45-latek oślepił własną matkę. Do tego makabrycznego zdarzenia doszło w niedzielę wieczorem w Kraśniku. Mężczyzna ma odpowiadać za usiłowanie zabójstwa.
Paweł P. mieszkał razem z 66-letnią matką. W ich domu nie notowano wcześniej policyjnych interwencji. Śledczy nie ujawniają dokładnych okoliczności sprawy. Nie wiadomo więc, dlaczego mężczyzna zaatakował swoją matkę.
Z nieoficjalnych informacji wynika, że najpierw próbował dusić kobietę. Ta jednak skutecznie się broniła. Wtedy Paweł P. wcisnął matce palce w oczy, czym spowodował u niej bardzo poważne obrażenia. Lekarz ocenił później, że „pozbawił kobietę wzroku”. Napastnik został zatrzymany niedługo po zdarzeniu. Policjantów zawiadomił o tym dyspozytor centrum powiadamiania ratunkowego.
- Z informacji wynikało, że syn miał brutalnie zaatakować matkę. Na miejscu policjanci zastali obie osoby w makabrycznych okolicznościach. Natychmiast przystąpili do udzielania kobiecie pierwszej pomocy - relacjonuje mł. asp. Paweł Cieliczko, oficer prasowy kraśnickiej policji.

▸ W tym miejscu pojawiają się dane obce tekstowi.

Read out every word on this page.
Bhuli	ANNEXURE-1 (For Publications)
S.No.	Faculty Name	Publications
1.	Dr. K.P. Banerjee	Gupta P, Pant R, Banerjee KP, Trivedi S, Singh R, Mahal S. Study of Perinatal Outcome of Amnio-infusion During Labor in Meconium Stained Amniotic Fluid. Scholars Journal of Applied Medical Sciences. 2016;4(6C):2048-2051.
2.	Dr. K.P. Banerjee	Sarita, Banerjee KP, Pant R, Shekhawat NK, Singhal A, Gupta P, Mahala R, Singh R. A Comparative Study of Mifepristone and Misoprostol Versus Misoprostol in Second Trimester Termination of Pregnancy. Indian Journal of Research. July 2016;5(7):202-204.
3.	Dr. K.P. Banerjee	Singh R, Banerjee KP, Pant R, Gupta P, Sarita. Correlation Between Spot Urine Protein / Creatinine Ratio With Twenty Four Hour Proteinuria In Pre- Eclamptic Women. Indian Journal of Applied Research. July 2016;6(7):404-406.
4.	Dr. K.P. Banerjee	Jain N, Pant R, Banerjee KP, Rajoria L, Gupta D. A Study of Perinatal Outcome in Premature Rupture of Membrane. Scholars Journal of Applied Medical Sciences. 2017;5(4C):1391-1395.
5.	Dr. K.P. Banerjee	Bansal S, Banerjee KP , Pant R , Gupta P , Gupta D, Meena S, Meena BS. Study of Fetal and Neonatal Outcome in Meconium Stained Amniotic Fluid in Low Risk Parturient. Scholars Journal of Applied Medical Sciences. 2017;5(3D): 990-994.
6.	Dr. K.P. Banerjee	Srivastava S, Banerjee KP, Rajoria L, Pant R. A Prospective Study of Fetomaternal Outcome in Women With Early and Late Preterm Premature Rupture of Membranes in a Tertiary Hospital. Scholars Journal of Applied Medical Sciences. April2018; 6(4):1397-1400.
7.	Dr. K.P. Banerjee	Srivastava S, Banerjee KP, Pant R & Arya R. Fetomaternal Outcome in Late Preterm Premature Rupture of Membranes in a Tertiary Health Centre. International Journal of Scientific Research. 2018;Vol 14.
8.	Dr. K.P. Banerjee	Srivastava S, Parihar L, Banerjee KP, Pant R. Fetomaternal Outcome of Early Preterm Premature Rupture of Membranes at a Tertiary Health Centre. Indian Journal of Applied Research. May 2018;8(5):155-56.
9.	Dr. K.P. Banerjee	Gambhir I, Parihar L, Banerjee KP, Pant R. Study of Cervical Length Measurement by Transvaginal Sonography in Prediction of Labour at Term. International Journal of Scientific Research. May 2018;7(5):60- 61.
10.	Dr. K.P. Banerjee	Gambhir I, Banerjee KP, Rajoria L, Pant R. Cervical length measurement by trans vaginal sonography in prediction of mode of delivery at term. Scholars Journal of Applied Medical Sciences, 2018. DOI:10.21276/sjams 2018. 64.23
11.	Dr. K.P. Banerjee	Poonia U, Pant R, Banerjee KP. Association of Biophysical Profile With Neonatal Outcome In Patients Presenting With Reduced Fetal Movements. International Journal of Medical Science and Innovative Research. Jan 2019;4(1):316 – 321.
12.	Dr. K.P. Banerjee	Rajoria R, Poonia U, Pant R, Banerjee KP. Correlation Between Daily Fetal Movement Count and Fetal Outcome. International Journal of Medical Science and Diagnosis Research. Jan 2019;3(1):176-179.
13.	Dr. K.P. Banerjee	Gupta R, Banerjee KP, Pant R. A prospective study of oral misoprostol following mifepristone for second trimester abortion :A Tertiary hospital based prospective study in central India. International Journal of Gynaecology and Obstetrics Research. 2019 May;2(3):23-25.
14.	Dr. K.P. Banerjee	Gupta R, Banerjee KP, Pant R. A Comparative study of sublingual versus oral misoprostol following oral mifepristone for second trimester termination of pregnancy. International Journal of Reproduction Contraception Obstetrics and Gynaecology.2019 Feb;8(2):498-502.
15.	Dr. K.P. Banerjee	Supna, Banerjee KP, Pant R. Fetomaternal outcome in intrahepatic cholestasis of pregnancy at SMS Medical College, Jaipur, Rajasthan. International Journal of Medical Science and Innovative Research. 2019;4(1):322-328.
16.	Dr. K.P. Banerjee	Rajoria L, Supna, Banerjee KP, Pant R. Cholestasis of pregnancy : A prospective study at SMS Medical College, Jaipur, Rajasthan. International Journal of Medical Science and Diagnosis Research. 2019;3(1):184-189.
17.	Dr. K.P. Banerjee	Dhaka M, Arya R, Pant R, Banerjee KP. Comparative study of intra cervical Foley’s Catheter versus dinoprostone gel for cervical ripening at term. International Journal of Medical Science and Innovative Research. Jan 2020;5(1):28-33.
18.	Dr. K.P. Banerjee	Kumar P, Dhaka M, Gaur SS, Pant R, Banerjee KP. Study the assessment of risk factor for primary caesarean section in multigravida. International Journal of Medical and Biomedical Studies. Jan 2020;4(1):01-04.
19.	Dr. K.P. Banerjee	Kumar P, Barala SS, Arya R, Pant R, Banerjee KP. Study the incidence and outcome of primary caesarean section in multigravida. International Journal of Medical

Na miejsce wezwano prokuratora i techników kryminalistyki. Paweł P. został zatrzymany. Był trzeźwy. Przewieziono go do szpitala neuropsychiatrycznego. Tam został później przesłuchany. Ma odpowiadać za usiłowanie zabójstwa.
- Wystąpiliśmy do sądu z wnioskiem o tymczasowe aresztowanie podejrzanego - informuje Agnieszka Kępka, rzecznik Prokuratury Okręgowej w Lublinie.
Z nieoficjalnych informacji wynika, że ze względu na stan zdrowia Paweł P. może trafić na badania psychiatryczne. Dopiero po ich zakończeniu będzie można ocenić, czy podczas napaści był poczytalny.